VMware Cloud Community
levans01
Contributor
Contributor
Jump to solution

Upgrade from VCSA 6.0 U3j to VCSA 6.7 Failing in Stage 2

Good Afternoon,

1. For a couple of weeks now I have been working on completing what should be a fairly straight forward task of upgrading a fully integrated 6.0 VCSA to 6.7 VCSA.

2.  Stage 1: Deploy vCenter Server Appliance with an Embedded Platform  Services Controller completes without issue.

Image 1.1. Upgrade Stage 2: Data transfer and appliance setup is in progress 

pastedImage_0.png

3. Stage 2 completes two of the three tasks and then complains that the source vCenter has been powered off.   This seems like a problem with the workflow.  I've tried powering the old vCenter back on and retrying the operation but it simply fails again in error. 

Image 1.2 VCSA 6.7 Upgrade Failure Error:

pastedImage_2.png

4. The new appliance has an error which indicates the IMPORT failed.  It still has the old IP address on the console.  When I reboot the target appliance it switches to the new Appliance FQDN and IP address but the appliance is clearly broken.  The console still shows Upgrade Import error:

Image 1.3 VCSA 6.7 VCSA appliance

pastedImage_4.png    

5. When I logon to the VCSA 6.7 at https://FQDN.TLD/:5480  I see the following error message:

Image 1.4 VCSA 6.7 Appliance Broken message.

pastedImage_6.png

I think I am doing everything correctly.  I don't know if there is another way to go forward.  I want to say that several years back there was talk of being able to stand up a new appliance. (Standalone) and them manually import the configuration?  If anyone has seen this problem and have a solution I am all ears.

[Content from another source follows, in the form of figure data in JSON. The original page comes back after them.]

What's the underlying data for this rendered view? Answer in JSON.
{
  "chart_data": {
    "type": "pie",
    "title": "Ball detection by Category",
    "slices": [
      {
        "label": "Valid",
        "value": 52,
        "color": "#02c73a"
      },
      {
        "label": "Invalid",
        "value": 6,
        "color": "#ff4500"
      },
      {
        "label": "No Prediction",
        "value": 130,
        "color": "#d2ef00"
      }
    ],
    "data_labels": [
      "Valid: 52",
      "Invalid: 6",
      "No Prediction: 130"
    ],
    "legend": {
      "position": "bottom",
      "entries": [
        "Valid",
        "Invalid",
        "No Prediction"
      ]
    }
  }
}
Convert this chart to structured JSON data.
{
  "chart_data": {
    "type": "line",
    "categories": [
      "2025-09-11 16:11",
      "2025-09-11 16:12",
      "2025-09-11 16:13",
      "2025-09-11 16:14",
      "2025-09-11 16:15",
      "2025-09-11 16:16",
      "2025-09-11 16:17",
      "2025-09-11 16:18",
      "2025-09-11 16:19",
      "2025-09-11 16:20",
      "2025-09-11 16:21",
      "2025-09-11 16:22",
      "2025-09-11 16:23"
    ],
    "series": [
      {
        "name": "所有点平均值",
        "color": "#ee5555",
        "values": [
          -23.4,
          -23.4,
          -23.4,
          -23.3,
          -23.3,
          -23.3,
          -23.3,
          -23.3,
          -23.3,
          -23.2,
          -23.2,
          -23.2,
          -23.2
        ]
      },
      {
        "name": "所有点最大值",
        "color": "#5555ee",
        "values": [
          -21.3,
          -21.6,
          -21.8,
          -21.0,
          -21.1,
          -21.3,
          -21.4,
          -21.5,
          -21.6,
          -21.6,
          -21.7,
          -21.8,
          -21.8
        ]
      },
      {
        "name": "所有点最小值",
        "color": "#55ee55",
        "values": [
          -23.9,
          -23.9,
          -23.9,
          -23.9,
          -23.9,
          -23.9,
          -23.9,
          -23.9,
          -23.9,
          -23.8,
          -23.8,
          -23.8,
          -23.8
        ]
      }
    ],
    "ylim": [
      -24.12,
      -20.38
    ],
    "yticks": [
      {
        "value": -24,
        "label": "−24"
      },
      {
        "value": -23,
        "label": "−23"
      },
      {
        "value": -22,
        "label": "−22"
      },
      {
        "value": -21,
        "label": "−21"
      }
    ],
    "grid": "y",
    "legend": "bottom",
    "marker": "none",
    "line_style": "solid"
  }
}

PS.  I have a ticket open with VMware support and I have provided them with the logs but I have not received any actionable responses from them yet.  Other than try powering on the previous appliance to complete the final step.

Thank you.

Reply
0 Kudos
1 Solution

Accepted Solutions
jonastro
VMware Employee
VMware Employee
Jump to solution

Hello Lee,

It was a pleasure working with you on this case.

To ensure clarity on the resolution of your issue and as a record for yourself below is a summary of what we worked on:

Summary:

6.0 to 6.7 appliance upgrade is failing with unable to lookup hostname

Cause and Resolution:

Found the following from the source 6.0 vCenter:

IP/Hostname has been masked for security reasons.

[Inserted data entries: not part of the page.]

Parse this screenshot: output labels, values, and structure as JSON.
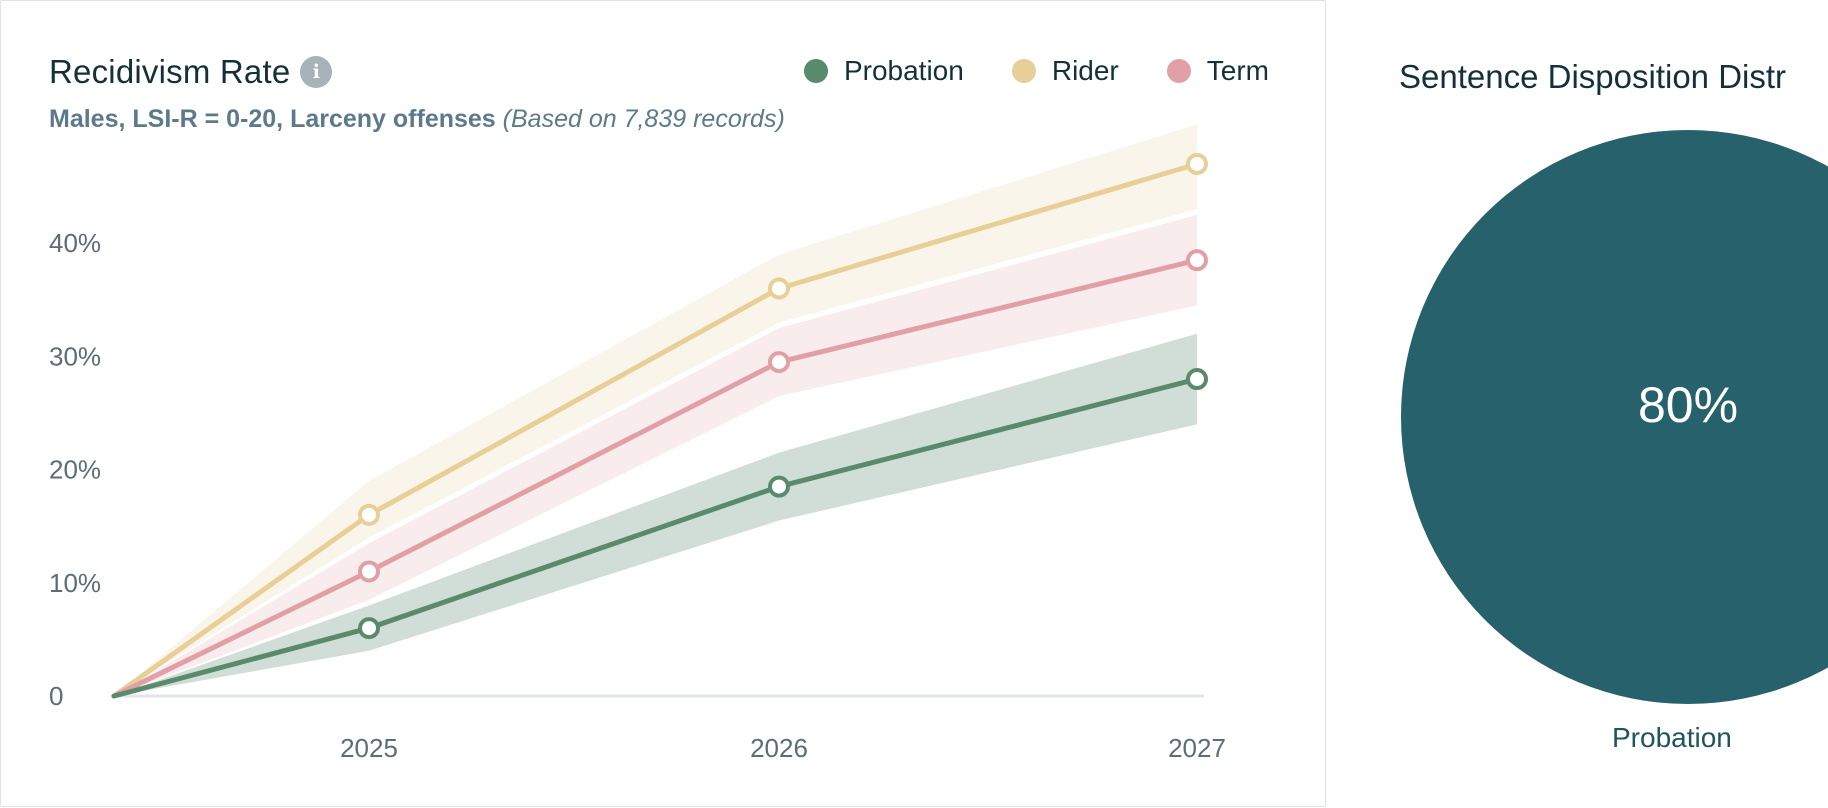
{
  "recidivism_card": {
    "title": "Recidivism Rate",
    "subtitle_bold": "Males, LSI-R = 0-20, Larceny offenses",
    "subtitle_italic": "(Based on 7,839 records)"
  },
  "disposition_card": {
    "title": "Sentence Disposition Distr",
    "slice_label": "80%",
    "category_label": "Probation"
  },
  "colors": {
    "probation": "#5a8a6e",
    "rider": "#e8cf98",
    "term": "#e0a0a6",
    "pie": "#27626c"
  },
  "chart_data": [
    {
      "type": "line",
      "title": "Recidivism Rate",
      "x": [
        "",
        "2025",
        "2026",
        "2027"
      ],
      "x_ticks": [
        "2025",
        "2026",
        "2027"
      ],
      "y_ticks": [
        "0",
        "10%",
        "20%",
        "30%",
        "40%"
      ],
      "ylim": [
        -1.5,
        50
      ],
      "legend_position": "top-right",
      "series": [
        {
          "name": "Probation",
          "key": "probation",
          "values": [
            0,
            6,
            18.5,
            28
          ],
          "lower": [
            0,
            4,
            15.5,
            24
          ],
          "upper": [
            0,
            8,
            21.5,
            32
          ]
        },
        {
          "name": "Rider",
          "key": "rider",
          "values": [
            0,
            16,
            36,
            47
          ],
          "lower": [
            0,
            14,
            33,
            43
          ],
          "upper": [
            0,
            19,
            39,
            50.5
          ]
        },
        {
          "name": "Term",
          "key": "term",
          "values": [
            0,
            11,
            29.5,
            38.5
          ],
          "lower": [
            0,
            8.5,
            26.5,
            34.5
          ],
          "upper": [
            0,
            13.5,
            32.5,
            42.5
          ]
        }
      ]
    },
    {
      "type": "pie",
      "title": "Sentence Disposition Distr",
      "categories": [
        "Probation"
      ],
      "values": [
        80
      ]
    }
  ]
}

---------------------------------------------

# /opt/vmware/share/vami/vami_get_network

interface: eth0

config_present: true

config_flags: STATICV4+STATICV6

config_ipv4addr: 192.168.1.10

config_netmask: 255.255.255.0

config_broadcast: 192.168.1.255

config_gatewayv4:

config_ipv6addr: fe80::251:45ff:fef9:441d

config_prefix: 64

config_gatewayv6:

autoipv6:

active_ipv4addr: 192.168.1.10

active_netmask: 255.255.0.0

active_broadcast: 192.168.1.255

active_ipv6addr:

active_prefix:

active_gatewayv4: 192.168.1.1

active_gatewayv6:

---------------------------------------------

From the above output, note that "config_netmask" and "active_netmask" has two different values.

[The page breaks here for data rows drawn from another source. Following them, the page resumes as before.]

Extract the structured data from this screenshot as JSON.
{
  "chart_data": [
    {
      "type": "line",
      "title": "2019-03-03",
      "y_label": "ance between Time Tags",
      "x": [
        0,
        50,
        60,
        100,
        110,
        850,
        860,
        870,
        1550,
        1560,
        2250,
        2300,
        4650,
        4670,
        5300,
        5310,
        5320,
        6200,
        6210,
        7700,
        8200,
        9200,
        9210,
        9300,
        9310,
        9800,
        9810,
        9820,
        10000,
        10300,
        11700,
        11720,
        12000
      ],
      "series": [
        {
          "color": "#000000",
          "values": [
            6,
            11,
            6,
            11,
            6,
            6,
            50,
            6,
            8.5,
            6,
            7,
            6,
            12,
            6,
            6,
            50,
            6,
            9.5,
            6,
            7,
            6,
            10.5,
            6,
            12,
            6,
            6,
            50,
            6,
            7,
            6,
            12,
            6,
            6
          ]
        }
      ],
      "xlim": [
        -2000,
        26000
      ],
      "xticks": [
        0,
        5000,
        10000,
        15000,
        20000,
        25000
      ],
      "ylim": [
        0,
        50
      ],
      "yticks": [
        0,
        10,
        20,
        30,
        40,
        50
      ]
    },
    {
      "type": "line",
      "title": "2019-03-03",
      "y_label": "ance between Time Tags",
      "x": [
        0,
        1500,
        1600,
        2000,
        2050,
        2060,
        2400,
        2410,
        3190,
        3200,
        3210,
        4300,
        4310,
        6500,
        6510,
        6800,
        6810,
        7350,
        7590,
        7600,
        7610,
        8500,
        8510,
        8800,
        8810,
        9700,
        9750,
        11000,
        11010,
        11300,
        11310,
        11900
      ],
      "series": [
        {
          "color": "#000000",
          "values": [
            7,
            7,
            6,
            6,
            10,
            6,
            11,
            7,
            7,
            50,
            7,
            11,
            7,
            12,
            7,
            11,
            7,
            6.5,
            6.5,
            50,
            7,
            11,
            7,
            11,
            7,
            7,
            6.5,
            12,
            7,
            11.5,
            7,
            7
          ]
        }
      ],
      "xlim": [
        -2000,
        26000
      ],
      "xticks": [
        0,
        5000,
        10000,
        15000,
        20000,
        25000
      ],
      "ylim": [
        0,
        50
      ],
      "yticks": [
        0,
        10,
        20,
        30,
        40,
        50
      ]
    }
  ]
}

The "active_netmask: 255.255.0.0" is the correct subnet for this environment

  • IPv6 has been enabled on the environment.
  • Manually made changes from the DCUI console and disabled IPv6
  • Edited the /etc/hosts file and added the IP address and FQDN of the vCenter server
  • Made sure the source vCenter, jumpbox, destination new vCenter appliance all are on the same host and same port group
  • Started the upgrade and made sure the destination appliance has identical network details as the source (same subnet and gateway)
  • Upgrade completed successfully however the vCenter was showing HA alarms and unable to reach the isolation address

After upgrade:

  • Further checking the upgraded 6.7 vCenter we find that the network is not populated with default gateway and with a wrong subnet mask (255.255.255.0).
  • This is the same subnet which was observed in the source 6.0 vCenter.
  • The network was also getting same ipv6 address which was observed in the source vCenter 6.0
  • Suspect the old invalid configurations were copied during the upgrade to the new appliance.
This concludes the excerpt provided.